The financing consortium also includes German insurer ERGO Group, as well as German banks DZ HYP and Volksbank. Deutsche Hypo said the loan is its first project development to be closed alongside an insurance company.
QuadReal’s eye on European debt:
Before the covid-19 crisis, managers and investors viewed debt as an increasingly enticing opportunity in a late-cycle market. Since the onset of the pandemic, many believe the credit proposition has become even stronger, as banks limit their financing activities. Among them is QuadReal, the property arm of Canadian pension fund investor British Columbia Investment Management Corporation.
For its April edition, affiliate title PERE interviewed QuadReal’s chief executive, the former AXA global chief investment officer Dennis Lopez. His company is a real estate success story of the crisis, having doubled its assets during the pandemic.
The investor intends to further this success with big plans in debt. Lopez said QuadReal aims to invest in the four real estate quadrants – public and private debt and equity – and has so far amassed a C$7 billion (€4.6 billion) debt portfolio, with plans to double it in the coming years.
QuadReal’s debt focus is currently on North America.

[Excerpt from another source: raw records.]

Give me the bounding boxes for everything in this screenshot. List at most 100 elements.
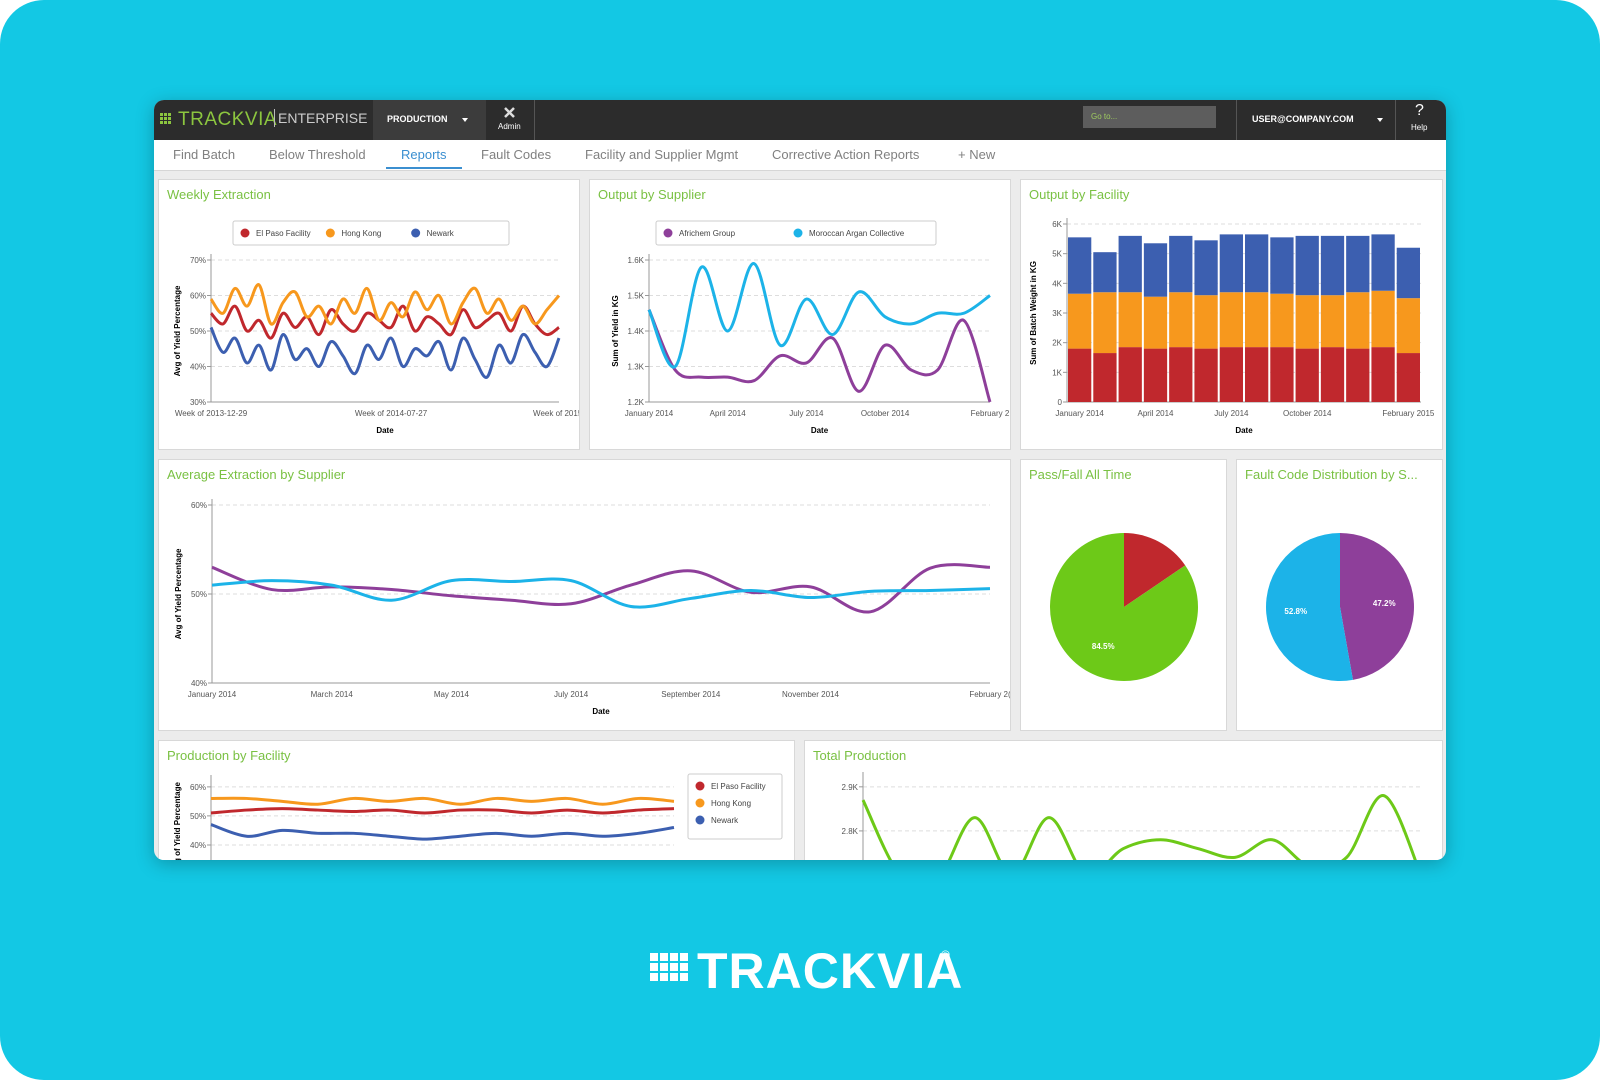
tab[interactable]: Reports — [401, 147, 447, 162]
panel: Average Extraction by Supplier 40% 50% 60% A… — [158, 459, 1011, 731]
x-tick-label: January 2014 — [188, 690, 237, 699]
legend-label: El Paso Facility — [256, 229, 311, 238]
bar-segment — [1093, 353, 1117, 402]
search-box[interactable]: Go to... — [1083, 106, 1216, 128]
panel-title: Average Extraction by Supplier — [167, 467, 346, 482]
help-icon: ? — [1415, 102, 1424, 119]
y-tick-label: 50% — [190, 812, 206, 821]
x-tick-label: February 2015 — [1382, 409, 1435, 418]
pie-slice — [1050, 533, 1198, 681]
bar-segment — [1118, 347, 1142, 402]
y-tick-label: 1.6K — [628, 256, 645, 265]
chart: Output by Supplier 1.2K 1.3K 1.4K 1.5K 1.6K Su… — [598, 187, 1010, 435]
legend-swatch — [695, 781, 705, 791]
admin-button[interactable]: Admin — [486, 100, 535, 140]
y-axis-label: Avg of Yield Percentage — [173, 285, 182, 376]
admin-icon — [504, 107, 515, 118]
bar-segment — [1169, 235, 1193, 293]
chart: Average Extraction by Supplier 40% 50% 60% A… — [167, 467, 1010, 716]
bar-segment — [1118, 235, 1142, 293]
bar-segment — [1320, 235, 1345, 296]
active-underline — [386, 167, 462, 169]
bar-segment — [1371, 290, 1395, 348]
y-tick-label: 2.8K — [842, 827, 859, 836]
x-tick-label: March 2014 — [311, 690, 354, 699]
legend-label: Africhem Group — [679, 229, 736, 238]
bar-segment — [1396, 247, 1420, 299]
y-tick-label: 60% — [191, 501, 207, 510]
bar-segment — [1219, 347, 1243, 402]
y-axis-label: Avg of Yield Percentage — [174, 548, 183, 639]
y-tick-label: 1.4K — [628, 327, 645, 336]
tab[interactable]: Facility and Supplier Mgmt — [585, 147, 739, 162]
series-line — [211, 563, 991, 614]
bar-segment — [1245, 347, 1269, 402]
x-tick-label: January 2014 — [1055, 409, 1104, 418]
pie-slice — [1124, 533, 1186, 607]
x-tick-label: January 2014 — [625, 409, 674, 418]
workspace-label: PRODUCTION — [387, 114, 448, 124]
slice-label: 52.8% — [1284, 607, 1307, 616]
panel: Pass/Fall All Time 84.5% — [1020, 459, 1227, 731]
tab[interactable]: Below Threshold — [269, 147, 366, 162]
y-tick-label: 40% — [190, 841, 206, 850]
y-tick-label: 60% — [190, 292, 206, 301]
footer-brand: TRACKVIA — [697, 943, 964, 999]
bar-segment — [1270, 347, 1294, 402]
legend-swatch — [793, 228, 803, 238]
bar-segment — [1270, 237, 1294, 294]
bar-segment — [1346, 348, 1370, 402]
tab[interactable]: Fault Codes — [481, 147, 552, 162]
y-tick-label: 40% — [190, 363, 206, 372]
bar-segment — [1143, 296, 1168, 349]
tab[interactable]: Find Batch — [173, 147, 236, 162]
bar-segment — [1295, 295, 1319, 349]
slice-label: 84.5% — [1092, 642, 1115, 651]
tab[interactable]: Corrective Action Reports — [772, 147, 920, 162]
y-tick-label: 50% — [191, 590, 207, 599]
y-tick-label: 60% — [190, 783, 206, 792]
bar-segment — [1169, 292, 1193, 348]
user-menu[interactable]: USER@COMPANY.COM — [1236, 100, 1396, 140]
bar-segment — [1346, 235, 1370, 293]
chart: Pass/Fall All Time 84.5% — [1029, 467, 1198, 681]
panel-title: Output by Supplier — [598, 187, 706, 202]
brand: TRACKVIA — [178, 109, 278, 130]
help-button[interactable]: ? Help — [1394, 100, 1446, 140]
chart: Output by Facility 0 1K 2K 3K 4K 5K 6K Sum of Ba… — [1029, 187, 1435, 435]
bar-segment — [1295, 235, 1319, 296]
y-tick-label: 1.2K — [628, 398, 645, 407]
y-tick-label: 30% — [190, 398, 206, 407]
pie-slice — [1340, 533, 1414, 680]
y-tick-label: 2.9K — [842, 783, 859, 792]
series-line — [210, 807, 675, 815]
tab[interactable]: + New — [958, 147, 996, 162]
bar-segment — [1194, 295, 1218, 349]
legend-box — [687, 773, 783, 840]
x-axis-label: Date — [1235, 426, 1253, 435]
y-tick-label: 0 — [1058, 398, 1063, 407]
bar-segment — [1093, 252, 1117, 293]
bar-segment — [1219, 292, 1243, 348]
bar-segment — [1245, 234, 1269, 293]
panel: Fault Code Distribution by S... 47.2% 52.8… — [1236, 459, 1443, 731]
bar-segment — [1093, 292, 1117, 354]
footer-logo-icon — [650, 953, 688, 981]
y-axis-label: Sum of Yield in KG — [611, 295, 620, 367]
y-tick-label: 6K — [1052, 220, 1062, 229]
legend-swatch — [325, 228, 335, 238]
bar-segment — [1169, 347, 1193, 402]
y-axis-label: Avg of Yield Percentage — [173, 782, 182, 860]
legend-label: El Paso Facility — [711, 782, 766, 791]
legend-swatch — [695, 798, 705, 808]
bar-segment — [1068, 237, 1092, 294]
workspace-button[interactable]: PRODUCTION — [373, 100, 486, 140]
y-axis-label: Sum of Batch Weight in KG — [1029, 261, 1038, 365]
admin-label: Admin — [498, 122, 521, 131]
caret — [462, 118, 468, 125]
bar-segment — [1396, 298, 1420, 354]
panel: Weekly Extraction 30% 40% 50% 60% 70% Avg of Y… — [158, 179, 580, 450]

However, head of US real estate debt Prashant Raj said it also has an eye on European opportunities, including UK platforms.

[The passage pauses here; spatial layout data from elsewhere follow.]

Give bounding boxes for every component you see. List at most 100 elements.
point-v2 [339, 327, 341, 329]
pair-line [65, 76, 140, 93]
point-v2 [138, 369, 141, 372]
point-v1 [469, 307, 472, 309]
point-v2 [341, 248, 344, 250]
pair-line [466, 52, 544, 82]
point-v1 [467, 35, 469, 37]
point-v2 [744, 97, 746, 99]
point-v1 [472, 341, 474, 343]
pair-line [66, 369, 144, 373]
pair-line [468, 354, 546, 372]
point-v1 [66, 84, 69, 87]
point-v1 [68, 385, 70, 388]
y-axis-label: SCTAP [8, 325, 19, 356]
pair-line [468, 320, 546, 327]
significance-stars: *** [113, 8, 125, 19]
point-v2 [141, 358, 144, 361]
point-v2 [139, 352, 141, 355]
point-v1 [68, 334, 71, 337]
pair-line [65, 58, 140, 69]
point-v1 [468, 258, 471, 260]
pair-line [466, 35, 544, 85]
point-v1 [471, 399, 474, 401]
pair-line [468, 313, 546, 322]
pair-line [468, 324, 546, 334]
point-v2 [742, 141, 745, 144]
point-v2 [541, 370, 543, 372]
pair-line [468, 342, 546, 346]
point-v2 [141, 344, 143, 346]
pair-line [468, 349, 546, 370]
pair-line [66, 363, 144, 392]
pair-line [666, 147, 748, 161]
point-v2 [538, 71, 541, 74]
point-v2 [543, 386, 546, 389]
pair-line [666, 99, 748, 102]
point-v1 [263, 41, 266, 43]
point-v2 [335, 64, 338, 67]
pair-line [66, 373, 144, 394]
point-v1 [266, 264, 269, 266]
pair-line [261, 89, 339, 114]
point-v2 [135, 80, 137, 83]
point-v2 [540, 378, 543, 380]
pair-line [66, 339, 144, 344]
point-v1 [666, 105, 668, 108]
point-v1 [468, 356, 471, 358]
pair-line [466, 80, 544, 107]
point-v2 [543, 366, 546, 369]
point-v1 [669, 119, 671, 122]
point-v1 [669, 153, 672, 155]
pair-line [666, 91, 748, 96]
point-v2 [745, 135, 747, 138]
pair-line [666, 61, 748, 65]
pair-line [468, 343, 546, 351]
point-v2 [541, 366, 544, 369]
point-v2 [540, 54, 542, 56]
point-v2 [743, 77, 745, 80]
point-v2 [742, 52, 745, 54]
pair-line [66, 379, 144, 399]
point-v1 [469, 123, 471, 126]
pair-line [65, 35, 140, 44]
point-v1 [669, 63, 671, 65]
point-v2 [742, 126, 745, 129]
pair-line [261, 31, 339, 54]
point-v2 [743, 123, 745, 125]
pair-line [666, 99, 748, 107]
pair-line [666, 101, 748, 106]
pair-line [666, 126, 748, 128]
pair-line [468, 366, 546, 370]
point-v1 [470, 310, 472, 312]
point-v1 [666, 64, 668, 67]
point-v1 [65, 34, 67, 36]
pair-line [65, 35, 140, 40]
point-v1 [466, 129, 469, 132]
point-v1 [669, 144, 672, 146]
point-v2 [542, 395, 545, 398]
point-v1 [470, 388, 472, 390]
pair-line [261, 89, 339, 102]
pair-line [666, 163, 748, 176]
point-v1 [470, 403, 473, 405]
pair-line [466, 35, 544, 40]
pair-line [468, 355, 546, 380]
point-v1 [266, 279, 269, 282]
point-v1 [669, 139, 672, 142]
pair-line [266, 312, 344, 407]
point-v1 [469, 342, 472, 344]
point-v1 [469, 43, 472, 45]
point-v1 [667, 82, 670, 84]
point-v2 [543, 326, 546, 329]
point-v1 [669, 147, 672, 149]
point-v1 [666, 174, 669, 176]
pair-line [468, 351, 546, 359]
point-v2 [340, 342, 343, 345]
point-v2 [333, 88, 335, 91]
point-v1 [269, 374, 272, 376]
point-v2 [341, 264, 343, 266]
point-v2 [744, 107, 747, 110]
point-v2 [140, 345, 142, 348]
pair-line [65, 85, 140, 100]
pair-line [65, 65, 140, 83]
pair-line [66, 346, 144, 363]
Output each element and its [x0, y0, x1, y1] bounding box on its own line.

Primonial opines on offices:
Property companies that are invested in the office sector, such as France’s Primonial Real Estate Investment Management, are unlikely to present too gloomy a view of the sector’s pandemic-influenced future. However, the company’s latest paper contains food for thought from an equity investor’s perspective.
Primonial said that, before covid, the office industry was already shifting from an “age of ownership” to an “age of access”, in which building owners were becoming the providers of a user experience. It also pointed out that remote working had already become a slow-burning trend across Europe, with 9.7 percent considered occasional remote workers in 2019, up from 5.8 percent in 2008.
Primonial argued that investor demand for offices has held up, albeit with a flight to quality. It said large office buildings had been the most resilient, for reasons including the scope to adapt them to co-working uses, more meeting spaces, and using buildings as a “social network”. It added that smart technology-enabled buildings were increasingly important to help monitor and control energy consumption and connect with users’ digital tools, such as smartphones.
Future demand for offices remains unclear, and although landlords like Primonial are not neutral commentators, lenders should take note of the company’s thoughts on what a good office investment looks like.
Reality check-in:
Hotel distress is the investment opportunity that many private real estate players have been waiting for. The covid-era fundraising numbers for vehicles targeting the sector attest to this: a total of 23 hotel funds seeking an aggregate $5.9 billion were in market as of 12 March, according to data from PERE. This represented increases of 28 percent and 47 percent, respectively, on the 18 funds targeting $4 billion as of 31 March 2020.
Yet the reality has fallen far short of expectations, as reported in PERE’s April issue. According to New York-based data provider Real Capital Analytics, distressed hotel sales totalled $771 million globally in 2020, far lower than the $2.2 billion recorded in 2019 or the $8.8 billion that closed in 2010, the peak year for hotel distress during the prior cycle. Proponents of hotel distress, however, maintain that most of the opportunities are still to come.